Staying at Home Not a Strike, Factories Say

The Garment Manufacturers Association in Cambodia (GMAC) warned garment workers on Thursday that they risk losing their jobs if they extend their Khmer New Year vacation by joining a stay-at-home strike.

Aiming to avoid police suppression of street protests for a higher garment sector minimum wage, the unions are asking workers to stay home for five days after the New Year holiday ends next Wednesday.

But in a newspaper advertisement, GMAC argues that a strike is only a strike if it takes place “within an enterprise or establishment,” citing the Labor Law. The ad also says that arrangements for annual leave can only be made between individual workers and their employers.

“There is no law giving unions or professional organizations the right to decide or request annual leave for individual workers,” the ad says. It warns that workers who stay home after the New Year would be legally exposed to punitive measures.

“Although some workers will not work to demand something from the employers, this action cannot be considered a strike, since they do not come to work and stay at the factory complex,” it says. “Not coming to work is considered an absence, for which they can face punishment or fines in accordance with the laws and rules on labor and the internal regulations of the company.”

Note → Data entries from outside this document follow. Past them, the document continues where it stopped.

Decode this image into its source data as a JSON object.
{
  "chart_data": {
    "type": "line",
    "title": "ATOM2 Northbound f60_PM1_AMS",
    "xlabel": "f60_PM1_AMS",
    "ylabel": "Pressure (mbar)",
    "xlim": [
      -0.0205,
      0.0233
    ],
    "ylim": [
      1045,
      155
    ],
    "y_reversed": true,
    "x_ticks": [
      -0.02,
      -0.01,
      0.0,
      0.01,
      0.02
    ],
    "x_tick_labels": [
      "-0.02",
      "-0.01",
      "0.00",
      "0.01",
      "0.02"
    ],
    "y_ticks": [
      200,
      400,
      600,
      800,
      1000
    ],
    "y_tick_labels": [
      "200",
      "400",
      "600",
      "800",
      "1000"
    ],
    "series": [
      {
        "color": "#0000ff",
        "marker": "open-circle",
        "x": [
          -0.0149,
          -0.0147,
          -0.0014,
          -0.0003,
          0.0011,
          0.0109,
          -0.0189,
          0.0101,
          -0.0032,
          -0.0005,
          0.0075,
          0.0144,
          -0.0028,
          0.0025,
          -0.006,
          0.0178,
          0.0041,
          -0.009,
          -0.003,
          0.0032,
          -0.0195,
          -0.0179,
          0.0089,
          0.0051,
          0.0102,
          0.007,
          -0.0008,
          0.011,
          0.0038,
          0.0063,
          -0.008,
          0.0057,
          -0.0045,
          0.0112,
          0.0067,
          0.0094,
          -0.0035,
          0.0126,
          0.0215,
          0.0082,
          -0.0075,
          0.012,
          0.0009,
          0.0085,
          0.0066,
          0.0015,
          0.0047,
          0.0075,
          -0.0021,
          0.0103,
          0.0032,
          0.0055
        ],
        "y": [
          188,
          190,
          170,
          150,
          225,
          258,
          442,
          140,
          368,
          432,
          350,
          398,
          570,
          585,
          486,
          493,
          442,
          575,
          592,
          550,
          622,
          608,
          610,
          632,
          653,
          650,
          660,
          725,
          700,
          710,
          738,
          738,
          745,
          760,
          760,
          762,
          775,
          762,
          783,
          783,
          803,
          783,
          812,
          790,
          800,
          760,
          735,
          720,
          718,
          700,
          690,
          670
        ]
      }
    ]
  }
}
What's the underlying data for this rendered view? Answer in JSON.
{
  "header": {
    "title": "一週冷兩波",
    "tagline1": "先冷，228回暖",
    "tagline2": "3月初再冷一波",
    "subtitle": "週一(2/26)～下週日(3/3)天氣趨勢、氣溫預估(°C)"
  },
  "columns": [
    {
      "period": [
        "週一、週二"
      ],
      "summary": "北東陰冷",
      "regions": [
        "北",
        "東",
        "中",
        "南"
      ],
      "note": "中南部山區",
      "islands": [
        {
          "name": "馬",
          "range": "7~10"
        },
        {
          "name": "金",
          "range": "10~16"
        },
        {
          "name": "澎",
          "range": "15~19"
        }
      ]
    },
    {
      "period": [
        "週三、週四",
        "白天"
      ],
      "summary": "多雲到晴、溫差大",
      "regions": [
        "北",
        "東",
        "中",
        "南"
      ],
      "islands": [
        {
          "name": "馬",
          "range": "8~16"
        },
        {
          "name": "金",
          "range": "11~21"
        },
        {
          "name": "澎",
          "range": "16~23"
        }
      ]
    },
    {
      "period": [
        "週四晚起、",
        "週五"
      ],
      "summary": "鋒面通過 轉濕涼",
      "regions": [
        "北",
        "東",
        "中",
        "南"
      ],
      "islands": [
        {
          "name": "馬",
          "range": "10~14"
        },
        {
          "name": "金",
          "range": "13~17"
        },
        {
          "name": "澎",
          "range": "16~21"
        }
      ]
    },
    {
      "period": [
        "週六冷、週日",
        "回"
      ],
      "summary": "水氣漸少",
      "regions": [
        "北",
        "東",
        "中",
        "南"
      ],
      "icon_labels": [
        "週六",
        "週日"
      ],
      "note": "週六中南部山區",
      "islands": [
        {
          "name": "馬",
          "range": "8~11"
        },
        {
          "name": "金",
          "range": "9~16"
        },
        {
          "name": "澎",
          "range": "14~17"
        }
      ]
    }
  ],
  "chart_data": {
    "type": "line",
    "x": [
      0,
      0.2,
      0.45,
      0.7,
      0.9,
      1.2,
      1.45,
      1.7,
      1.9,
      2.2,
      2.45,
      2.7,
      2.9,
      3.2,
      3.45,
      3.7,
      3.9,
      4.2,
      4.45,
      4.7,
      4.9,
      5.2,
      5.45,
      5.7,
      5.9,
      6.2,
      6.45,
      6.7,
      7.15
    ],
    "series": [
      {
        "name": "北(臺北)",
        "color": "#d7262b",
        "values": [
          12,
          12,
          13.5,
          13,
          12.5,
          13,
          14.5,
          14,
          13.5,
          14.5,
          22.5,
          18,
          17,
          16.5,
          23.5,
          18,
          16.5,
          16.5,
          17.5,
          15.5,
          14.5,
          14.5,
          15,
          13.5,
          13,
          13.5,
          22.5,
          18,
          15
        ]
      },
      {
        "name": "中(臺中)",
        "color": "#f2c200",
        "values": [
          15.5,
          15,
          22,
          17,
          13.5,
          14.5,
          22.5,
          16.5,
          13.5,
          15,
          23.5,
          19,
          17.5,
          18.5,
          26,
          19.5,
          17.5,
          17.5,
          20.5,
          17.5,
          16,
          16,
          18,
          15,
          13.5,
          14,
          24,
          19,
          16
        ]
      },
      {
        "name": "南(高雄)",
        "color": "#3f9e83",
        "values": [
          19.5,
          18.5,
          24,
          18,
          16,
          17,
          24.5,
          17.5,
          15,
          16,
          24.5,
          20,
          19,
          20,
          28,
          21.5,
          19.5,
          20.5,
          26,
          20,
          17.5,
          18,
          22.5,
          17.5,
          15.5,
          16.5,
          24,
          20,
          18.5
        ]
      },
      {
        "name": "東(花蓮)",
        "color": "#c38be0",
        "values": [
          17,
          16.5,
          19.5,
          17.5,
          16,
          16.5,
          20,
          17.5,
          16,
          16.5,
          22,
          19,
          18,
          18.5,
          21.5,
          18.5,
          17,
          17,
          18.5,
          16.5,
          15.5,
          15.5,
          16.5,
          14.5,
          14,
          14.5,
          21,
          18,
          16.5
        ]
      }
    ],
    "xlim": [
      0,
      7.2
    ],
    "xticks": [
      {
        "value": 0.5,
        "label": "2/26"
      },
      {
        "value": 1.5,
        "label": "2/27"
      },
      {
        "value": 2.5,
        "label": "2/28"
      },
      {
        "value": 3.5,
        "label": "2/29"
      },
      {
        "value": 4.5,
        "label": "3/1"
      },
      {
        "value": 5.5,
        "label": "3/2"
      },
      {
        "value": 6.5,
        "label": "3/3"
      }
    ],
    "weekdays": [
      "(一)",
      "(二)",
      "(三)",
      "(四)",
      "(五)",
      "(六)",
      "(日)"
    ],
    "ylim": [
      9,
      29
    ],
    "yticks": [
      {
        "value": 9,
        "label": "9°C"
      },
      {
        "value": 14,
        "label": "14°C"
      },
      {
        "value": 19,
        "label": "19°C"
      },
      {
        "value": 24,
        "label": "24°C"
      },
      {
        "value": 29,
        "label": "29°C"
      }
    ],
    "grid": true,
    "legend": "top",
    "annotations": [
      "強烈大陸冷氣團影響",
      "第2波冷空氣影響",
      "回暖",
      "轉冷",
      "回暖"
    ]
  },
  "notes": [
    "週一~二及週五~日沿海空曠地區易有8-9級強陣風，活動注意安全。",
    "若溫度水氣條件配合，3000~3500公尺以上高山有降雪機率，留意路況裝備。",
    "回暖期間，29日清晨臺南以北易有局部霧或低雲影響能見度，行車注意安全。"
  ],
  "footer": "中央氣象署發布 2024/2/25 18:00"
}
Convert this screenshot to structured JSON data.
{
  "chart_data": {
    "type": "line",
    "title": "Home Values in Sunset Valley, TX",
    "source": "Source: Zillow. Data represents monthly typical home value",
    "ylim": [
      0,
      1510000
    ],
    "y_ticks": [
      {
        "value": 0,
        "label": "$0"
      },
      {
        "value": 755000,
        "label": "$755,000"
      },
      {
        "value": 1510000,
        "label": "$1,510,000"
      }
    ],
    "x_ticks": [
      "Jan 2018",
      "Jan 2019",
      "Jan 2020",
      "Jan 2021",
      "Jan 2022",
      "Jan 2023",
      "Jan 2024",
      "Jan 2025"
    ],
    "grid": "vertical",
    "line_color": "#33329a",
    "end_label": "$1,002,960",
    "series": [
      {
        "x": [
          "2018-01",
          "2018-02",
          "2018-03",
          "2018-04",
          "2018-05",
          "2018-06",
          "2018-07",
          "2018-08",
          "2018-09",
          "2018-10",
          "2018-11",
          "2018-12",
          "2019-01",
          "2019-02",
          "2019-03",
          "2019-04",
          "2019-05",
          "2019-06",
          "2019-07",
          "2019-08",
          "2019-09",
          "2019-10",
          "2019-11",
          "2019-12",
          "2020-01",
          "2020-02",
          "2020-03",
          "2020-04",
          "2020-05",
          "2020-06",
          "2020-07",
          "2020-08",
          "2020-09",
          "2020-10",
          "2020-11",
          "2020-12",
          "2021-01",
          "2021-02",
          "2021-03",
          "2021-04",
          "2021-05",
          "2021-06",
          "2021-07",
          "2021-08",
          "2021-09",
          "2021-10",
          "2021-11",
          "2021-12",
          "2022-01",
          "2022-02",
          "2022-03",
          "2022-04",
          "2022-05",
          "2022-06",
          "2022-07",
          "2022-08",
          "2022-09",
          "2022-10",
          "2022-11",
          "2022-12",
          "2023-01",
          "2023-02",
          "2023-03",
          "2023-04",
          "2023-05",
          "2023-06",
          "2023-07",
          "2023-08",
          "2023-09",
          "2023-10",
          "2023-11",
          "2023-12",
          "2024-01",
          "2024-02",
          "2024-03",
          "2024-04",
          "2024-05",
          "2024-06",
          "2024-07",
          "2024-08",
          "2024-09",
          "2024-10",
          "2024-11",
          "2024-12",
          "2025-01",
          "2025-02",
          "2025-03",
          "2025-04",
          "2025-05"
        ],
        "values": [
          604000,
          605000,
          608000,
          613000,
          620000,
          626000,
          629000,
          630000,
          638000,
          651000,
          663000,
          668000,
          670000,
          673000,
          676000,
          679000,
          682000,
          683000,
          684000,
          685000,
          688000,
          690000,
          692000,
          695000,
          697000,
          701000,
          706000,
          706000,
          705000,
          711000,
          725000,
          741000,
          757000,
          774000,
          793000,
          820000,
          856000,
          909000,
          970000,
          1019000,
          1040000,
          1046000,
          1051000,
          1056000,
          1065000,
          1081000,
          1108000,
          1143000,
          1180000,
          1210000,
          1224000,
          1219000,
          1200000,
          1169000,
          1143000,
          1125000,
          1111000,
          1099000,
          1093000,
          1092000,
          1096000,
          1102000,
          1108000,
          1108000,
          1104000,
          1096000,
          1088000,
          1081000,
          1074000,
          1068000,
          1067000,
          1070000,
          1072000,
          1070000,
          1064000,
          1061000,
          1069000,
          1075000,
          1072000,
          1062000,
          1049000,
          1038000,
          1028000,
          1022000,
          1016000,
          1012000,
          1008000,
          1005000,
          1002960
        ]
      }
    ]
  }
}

Pav Sina, president of the Collective Unions of Movement of Workers, one of the unions planning the strike, said every garment worker should be able to make up his or her mind about whether to join.

He argued that the unions have every legal right to act on their members’ behalf and that it was the workers themselves who had asked unions to help.

“They [the workers] have annual leave to take off any time they want to,” he said. “Since we represent them, we ask for them according to the Labor Law…. The workers asked this of the unions, so we have to follow their demand.”

Mr. Sina noted, too, that at least four factories have given their workers permission to take off requested days after Khmer New Year. There are an estimated 400 garment factories nationwide.

At one of those factories in Phnom Penh, Ocean Garment, a man who answered the phone, but refused to identify himself, confirmed that the factory’s workers were given permission to take the extra days off.

“We allow the workers to be off from the 12th to the 21st since the unions asked, and we will not cut their [monthly] bonuses, but we will cut their base [daily] salaries,” he said.